I have rarely seen many fixity failures in my time working in the Irish Film Institute. I have only ever seen them during some sort of file transfer, and thankfully we spot the issue straight away. It’s actually quite reassuring when an error like this pops up, as it lets you know that your systems and safeguards are working. We had such an incident today in the Irish Film Institute, so I thought I’d write up a few words about how we analysed the error and took advantage of the embedded checksums within FFV1 streams.
^^ This was the glitch produced by the last fixity error I saw during a file transfer. This was an uncompressed TIFF from a 16mm film scan.
My colleague Brian Cash migrated a few Betacam SP tapes during the day, and was performing a backup to a networked Hierarchical Storage Management device (HSM) that would then write two copies to LTO. We use a lot of custom python scripts to facilitate our workflows, and we use a script called copyit.py to copy files.
Copyit.py generates a source MD5 checksum manifest, if one does not already exist. If a manifest sidecar does exist, it skips straight to the file copy stage, using rsync or robocopy, depending on the Operating System. When the files hit the destination directory, a new checksum manifest is generated for the destination files, and this manifest is compared to the source manifest. Any discrepancies are notified to the user and stored in a log. For larger jobs, we have a helper batch script called masscopy.py.
When I came in to work this morning, I was greeted by this image:
So while everything else was a success, the oe6241 transfer was a failure.
I scrolled up (I left that screenshot at work unfortunately!) to see that it was indeed the FFV1/Matroska file that had the checksum error. I was quite surprised by this, as rsync has never given us any issues before. I think the issue was most likely due to some network connectivity issues.
This really was no big deal to rectify. I used our script validate.py to run a fixity check on the source package to ensure that this was still in good health, which it was. Then we just ran another copyit.py job to our HSM and all was well.
However, this was such a rare opportunity to encounter a fixity error that wasn’t forced through testing, so I wanted to use our resources to dig a bit deeper.
The FFV1 version 3 codec has built in crc32 checksums per frame (per slice of a frame to be more specific), so it’s possible to use these embedded checksums to perform a fixity check. I used the command from ffmprovisr.
This was the result:
Decoding the file with ffmpeg gave a very clear sense of where the damage actually was (at 632 and 805 seconds).
We also had some framemd5s stored (checksums for each decoded frame of video), so we were also able to use those in order to get a better sense of the damage. This article by Dave Rice on framemd5 is essential reading for any AV archivist, it had a profound impact on me!

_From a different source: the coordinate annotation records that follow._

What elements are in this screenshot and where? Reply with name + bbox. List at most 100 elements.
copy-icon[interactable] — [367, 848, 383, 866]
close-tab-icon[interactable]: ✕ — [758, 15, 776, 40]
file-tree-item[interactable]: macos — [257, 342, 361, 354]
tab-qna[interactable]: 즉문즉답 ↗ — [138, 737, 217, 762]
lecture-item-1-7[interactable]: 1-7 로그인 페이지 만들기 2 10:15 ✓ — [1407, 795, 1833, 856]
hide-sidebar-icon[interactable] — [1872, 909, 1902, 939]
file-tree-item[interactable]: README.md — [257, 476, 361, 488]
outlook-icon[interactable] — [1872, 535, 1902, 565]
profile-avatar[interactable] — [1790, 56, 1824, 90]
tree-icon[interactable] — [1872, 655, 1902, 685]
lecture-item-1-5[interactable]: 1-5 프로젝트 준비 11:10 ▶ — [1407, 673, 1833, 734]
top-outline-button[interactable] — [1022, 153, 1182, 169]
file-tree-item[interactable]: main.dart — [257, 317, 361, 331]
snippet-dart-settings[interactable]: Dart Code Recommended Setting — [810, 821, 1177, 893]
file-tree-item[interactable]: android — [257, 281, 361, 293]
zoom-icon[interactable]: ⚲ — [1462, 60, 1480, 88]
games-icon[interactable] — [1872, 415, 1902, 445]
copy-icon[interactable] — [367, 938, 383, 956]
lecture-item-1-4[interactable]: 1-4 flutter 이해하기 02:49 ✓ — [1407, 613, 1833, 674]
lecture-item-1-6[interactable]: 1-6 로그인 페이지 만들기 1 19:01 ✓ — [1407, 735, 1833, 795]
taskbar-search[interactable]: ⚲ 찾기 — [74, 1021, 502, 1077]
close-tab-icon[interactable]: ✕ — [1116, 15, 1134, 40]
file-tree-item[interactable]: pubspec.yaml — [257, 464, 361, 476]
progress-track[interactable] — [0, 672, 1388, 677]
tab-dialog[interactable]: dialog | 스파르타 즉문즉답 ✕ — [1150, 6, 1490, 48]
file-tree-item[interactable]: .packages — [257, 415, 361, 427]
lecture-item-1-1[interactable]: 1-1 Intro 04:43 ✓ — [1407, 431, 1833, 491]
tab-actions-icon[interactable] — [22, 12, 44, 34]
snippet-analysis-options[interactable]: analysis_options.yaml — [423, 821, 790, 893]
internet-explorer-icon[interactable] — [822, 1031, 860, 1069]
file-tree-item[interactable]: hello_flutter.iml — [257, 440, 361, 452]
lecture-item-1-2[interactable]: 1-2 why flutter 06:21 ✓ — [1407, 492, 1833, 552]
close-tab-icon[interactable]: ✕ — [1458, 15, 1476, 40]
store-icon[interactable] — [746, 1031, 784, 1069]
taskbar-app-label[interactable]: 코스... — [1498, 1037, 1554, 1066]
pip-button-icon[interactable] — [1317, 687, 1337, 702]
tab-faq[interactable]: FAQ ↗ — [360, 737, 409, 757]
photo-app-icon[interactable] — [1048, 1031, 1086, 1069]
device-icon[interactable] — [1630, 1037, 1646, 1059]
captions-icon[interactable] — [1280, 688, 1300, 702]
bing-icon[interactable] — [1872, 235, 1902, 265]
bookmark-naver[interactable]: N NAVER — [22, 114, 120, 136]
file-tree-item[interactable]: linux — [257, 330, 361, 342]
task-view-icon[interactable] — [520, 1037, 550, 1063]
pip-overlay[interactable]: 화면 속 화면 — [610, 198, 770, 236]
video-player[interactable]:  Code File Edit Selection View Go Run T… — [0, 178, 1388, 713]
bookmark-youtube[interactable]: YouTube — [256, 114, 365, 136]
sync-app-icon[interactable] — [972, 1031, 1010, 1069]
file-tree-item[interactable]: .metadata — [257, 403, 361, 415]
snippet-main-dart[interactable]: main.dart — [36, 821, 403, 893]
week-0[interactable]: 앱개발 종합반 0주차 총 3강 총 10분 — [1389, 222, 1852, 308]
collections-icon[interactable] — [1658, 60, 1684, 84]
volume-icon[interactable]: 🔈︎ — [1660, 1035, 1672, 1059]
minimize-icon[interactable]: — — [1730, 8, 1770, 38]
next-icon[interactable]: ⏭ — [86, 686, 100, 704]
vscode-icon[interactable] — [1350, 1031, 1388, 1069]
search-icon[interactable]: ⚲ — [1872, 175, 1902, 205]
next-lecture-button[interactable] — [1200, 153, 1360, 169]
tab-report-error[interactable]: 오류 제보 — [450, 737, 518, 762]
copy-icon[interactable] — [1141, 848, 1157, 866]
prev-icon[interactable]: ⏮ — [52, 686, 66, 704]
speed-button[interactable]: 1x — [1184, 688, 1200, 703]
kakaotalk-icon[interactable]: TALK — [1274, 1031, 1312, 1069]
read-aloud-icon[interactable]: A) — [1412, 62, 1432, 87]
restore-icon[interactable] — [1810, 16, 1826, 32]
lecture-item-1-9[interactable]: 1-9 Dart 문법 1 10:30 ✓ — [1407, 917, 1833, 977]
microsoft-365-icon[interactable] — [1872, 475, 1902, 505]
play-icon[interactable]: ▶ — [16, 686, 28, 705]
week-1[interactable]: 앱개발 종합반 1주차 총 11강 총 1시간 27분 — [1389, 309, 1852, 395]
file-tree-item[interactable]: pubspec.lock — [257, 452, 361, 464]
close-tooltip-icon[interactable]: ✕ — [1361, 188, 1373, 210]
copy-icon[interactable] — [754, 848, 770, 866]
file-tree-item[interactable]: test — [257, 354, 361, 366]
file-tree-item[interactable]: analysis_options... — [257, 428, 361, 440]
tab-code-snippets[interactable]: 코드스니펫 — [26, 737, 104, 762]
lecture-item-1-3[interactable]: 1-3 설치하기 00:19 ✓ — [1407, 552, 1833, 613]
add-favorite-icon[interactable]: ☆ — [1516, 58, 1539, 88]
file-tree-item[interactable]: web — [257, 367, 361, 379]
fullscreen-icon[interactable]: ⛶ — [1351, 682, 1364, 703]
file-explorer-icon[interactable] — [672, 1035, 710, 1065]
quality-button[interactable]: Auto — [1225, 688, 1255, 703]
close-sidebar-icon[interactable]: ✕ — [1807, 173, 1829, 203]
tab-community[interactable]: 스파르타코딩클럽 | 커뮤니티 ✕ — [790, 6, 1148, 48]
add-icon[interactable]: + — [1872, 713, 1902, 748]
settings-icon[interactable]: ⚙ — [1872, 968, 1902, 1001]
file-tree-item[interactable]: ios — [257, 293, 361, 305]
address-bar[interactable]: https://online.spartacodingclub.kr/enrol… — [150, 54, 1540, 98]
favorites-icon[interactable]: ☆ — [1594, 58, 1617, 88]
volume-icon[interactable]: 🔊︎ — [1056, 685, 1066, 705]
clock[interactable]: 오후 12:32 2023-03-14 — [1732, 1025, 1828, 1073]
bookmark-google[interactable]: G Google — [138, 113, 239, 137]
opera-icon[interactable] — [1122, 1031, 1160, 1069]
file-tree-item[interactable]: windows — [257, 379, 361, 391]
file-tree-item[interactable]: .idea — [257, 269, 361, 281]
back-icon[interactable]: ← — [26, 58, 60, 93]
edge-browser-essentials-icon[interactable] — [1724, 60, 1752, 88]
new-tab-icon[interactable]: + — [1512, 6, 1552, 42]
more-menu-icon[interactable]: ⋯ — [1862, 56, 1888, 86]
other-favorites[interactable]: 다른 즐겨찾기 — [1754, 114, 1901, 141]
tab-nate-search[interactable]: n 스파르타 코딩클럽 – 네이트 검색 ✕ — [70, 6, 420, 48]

Using this information, I was able to navigate to the exact frame in question in order to see what kinds of glitches were present… and I found nothing! Nothing to the naked eye anyhow. You see FFV1 is also kind enough to provide error correction, so when the file is decoded, it knows where the errors are and it does its best to correct it. This was so successful that I could not see where the errors were, without using specialist tools like QCTools. I got this idea from a blog written by Dinah Handel, more essential reading!
Notice that while the actual image on the left looks perfectly intact, the temporal difference filter on the right is showing a square grey block. This particular QCTools filter shows the difference between successive frames. This is great for spotting error correction, as in this case, the FFV1 decoder figured out that the corrupted area was the third slice in the top row, and so it just repeated the slice from the previous frame. The square block is indicating that there is literally no difference between that portion of the frame and the corresponding portion of the previous frame. The other parts of the image give a sense of the noise and grain present in the tape, which was an analog telecine of a 16mm film. When there is very little movement in an image, this kind of error correction can easily fool the naked eye.
I never got a chance to perform a diff using a Hex Editor, and I haven’t looked at any audio corruption either. I’ll get to that after the Easter holidays 🙂
Figuring all this out didn’t really change the outcome of things. We just ran the job again and we got the backups as intended. It is important to take advantage of moments like this in order to learn more about the file formats in your collection, and to re-assess some of your assumptions. Interestingly, the HSM never picked up that there was a corrupted transfer. It generated two LTO copies and generated a fresh checksum (that reflected the corrupted file, not the source) in its database, so without our fixity check, we’d have never noticed that the file that would be the focus of our preservation activities was corrupted!